Link to Pubmed [PMID] – 12832652
Mol. Biol. Evol. 2003 Nov;20(11):1754-9
It is a central assumption of evolution that gene duplications provide the genetic raw material from which to create proteins with new functions. The increasing availability in multigene family sequences that has resulted from genome projects has inspired the creation of novel in silico approaches to predict details of protein function. The underlying principle of all such approaches is to compare the evolutionary properties of homologous sequence positions in paralogous proteins. It has been proposed that the positions that show switches in substitution rate over time-i.e., “heterotachous sites,” are good indicators of functional divergence. Here, we analyzed the alpha and beta paralogous subunits of hemoglobin in search for such signatures. We found as many heterotachous sites in comparisons between groups of paralogous subunits (alpha/beta) as between orthologous ones (alpha/alpha, beta/beta). Thus, the importance of substitution rate shifts as predictors of specialization between protein subfamilies might be reconsidered. Instead, such shifts may reflect a more general process of protein evolution, consistent with the fact that they can be compatible with function conservation. As an alternative, we focused on those residues showing highly constrained states in two sequence groups, but different in each group, and we named them CBD (for “constant but different”).

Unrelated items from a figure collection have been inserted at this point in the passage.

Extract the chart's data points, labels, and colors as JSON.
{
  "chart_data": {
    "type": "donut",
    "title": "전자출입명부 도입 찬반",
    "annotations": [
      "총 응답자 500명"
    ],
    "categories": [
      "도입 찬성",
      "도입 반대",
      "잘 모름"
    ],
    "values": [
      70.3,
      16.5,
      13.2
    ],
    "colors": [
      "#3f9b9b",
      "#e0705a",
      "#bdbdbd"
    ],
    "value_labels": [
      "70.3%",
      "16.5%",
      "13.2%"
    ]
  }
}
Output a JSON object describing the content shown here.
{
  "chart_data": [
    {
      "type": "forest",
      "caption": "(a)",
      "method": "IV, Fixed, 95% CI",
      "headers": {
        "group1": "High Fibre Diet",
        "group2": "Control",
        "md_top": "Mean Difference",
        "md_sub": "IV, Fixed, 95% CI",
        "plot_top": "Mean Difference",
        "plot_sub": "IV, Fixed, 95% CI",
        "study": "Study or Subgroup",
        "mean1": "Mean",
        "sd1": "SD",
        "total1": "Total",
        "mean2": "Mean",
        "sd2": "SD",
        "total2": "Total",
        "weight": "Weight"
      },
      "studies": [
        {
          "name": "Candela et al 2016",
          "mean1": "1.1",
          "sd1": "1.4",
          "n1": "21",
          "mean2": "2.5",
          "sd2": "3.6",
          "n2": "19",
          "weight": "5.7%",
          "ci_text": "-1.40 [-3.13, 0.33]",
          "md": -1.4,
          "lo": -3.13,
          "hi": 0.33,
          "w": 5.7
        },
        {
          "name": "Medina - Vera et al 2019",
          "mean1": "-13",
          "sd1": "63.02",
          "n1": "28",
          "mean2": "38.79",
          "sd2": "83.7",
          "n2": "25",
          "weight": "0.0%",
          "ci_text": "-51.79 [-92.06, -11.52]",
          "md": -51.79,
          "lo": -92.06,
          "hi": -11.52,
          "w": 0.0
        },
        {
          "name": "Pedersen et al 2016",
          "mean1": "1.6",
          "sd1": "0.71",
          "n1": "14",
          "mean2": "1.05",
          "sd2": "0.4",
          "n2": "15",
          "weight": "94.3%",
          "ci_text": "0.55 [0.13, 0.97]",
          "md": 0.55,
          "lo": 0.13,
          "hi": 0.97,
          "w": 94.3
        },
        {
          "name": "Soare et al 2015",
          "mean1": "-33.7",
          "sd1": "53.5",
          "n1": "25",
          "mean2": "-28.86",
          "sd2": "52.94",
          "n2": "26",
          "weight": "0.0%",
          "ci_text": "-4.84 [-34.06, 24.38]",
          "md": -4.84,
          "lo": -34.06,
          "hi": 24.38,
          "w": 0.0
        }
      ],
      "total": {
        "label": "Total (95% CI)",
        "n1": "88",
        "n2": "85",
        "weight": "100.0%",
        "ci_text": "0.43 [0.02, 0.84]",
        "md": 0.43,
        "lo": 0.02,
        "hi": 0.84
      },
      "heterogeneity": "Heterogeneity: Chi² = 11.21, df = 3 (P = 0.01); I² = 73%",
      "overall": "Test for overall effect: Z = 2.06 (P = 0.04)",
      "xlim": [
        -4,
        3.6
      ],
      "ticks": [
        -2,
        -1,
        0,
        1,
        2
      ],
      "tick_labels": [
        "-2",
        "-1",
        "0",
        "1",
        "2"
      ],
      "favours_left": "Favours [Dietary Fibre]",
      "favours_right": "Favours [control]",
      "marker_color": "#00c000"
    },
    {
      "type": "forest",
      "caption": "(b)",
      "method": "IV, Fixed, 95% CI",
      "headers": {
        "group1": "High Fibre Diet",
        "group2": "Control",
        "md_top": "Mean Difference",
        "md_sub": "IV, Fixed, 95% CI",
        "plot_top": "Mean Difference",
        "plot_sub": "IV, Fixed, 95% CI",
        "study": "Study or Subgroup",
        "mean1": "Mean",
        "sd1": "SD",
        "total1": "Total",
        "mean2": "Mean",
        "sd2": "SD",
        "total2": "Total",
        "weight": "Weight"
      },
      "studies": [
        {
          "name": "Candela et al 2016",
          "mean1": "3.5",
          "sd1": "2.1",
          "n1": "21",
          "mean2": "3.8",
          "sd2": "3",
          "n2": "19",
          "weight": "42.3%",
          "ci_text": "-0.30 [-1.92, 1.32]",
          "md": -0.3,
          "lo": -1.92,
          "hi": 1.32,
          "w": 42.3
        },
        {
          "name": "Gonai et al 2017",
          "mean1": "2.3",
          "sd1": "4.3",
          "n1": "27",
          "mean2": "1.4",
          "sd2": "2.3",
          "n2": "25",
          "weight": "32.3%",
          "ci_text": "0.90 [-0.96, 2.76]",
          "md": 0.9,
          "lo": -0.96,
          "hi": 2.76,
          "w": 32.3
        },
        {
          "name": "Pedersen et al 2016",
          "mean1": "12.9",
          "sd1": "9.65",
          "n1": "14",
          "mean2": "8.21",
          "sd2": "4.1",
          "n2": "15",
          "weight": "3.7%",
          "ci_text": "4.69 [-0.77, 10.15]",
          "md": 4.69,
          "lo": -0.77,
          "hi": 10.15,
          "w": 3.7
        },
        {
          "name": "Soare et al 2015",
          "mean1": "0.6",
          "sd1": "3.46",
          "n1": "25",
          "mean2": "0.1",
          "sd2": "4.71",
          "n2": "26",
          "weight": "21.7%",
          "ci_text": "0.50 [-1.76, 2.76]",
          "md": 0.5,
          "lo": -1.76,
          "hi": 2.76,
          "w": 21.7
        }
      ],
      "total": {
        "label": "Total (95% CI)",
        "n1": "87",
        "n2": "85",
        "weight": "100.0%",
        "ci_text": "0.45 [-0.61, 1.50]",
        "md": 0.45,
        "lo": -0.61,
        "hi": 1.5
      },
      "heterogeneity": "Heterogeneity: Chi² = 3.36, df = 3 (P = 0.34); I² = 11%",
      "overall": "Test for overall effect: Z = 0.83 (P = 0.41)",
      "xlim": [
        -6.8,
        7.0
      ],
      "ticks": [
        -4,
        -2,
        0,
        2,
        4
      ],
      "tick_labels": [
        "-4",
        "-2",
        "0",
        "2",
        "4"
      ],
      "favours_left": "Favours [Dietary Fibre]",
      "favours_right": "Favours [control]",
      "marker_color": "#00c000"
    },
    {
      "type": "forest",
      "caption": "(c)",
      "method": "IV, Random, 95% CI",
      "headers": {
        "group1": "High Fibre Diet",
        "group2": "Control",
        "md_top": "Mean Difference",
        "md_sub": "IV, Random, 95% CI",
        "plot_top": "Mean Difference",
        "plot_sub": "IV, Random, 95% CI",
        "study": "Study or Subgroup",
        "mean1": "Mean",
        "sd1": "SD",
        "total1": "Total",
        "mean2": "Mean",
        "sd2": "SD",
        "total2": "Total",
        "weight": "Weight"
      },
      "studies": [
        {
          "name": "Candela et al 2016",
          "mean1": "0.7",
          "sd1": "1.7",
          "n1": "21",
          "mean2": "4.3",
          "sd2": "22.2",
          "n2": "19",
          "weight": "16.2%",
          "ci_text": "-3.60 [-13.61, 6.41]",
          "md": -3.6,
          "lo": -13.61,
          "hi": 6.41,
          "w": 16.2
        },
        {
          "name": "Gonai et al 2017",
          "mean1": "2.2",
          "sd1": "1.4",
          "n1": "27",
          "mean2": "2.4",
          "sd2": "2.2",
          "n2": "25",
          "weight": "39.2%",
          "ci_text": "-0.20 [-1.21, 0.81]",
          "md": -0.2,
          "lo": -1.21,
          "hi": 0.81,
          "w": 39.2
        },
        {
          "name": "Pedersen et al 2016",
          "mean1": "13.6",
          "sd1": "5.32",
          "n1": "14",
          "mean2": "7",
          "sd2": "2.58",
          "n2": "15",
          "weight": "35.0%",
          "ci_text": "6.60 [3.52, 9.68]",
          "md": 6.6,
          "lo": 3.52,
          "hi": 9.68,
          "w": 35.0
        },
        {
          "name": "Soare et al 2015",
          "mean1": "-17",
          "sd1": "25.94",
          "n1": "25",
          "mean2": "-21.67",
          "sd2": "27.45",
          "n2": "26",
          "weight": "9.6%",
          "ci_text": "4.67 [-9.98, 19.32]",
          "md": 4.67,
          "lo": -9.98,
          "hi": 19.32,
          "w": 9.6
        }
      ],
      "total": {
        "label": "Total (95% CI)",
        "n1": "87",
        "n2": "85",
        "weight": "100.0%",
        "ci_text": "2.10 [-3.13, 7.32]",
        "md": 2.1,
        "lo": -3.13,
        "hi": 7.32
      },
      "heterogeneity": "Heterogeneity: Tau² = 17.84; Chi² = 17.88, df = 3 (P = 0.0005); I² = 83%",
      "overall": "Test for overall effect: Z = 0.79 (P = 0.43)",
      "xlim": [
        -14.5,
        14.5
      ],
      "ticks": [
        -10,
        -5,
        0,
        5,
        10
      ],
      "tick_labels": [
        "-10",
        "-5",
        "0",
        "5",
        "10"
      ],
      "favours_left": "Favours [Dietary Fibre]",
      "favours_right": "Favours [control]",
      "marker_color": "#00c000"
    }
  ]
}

As opposed to heterotachous positions, CBD sites were markedly overrepresented in paralogous (alpha/beta) comparisons, as opposed to orthologous ones (alpha/alpha, beta/beta), identifying them as likely signatures of functional specialization between the two subunits. When superimposed onto the three-dimensional structure of hemoglobin, CBD positions consistently appeared to cluster preferentially on inter-subunit surfaces, two contact areas crucial to function in vertebrate tetrameric hemoglobin. The identification and analysis of CBD sites by complementing structural information with evolutionary data may represent a promising direction for future studies dealing with the functional characterization of a growing number of multigene families identified by complete genome analyses.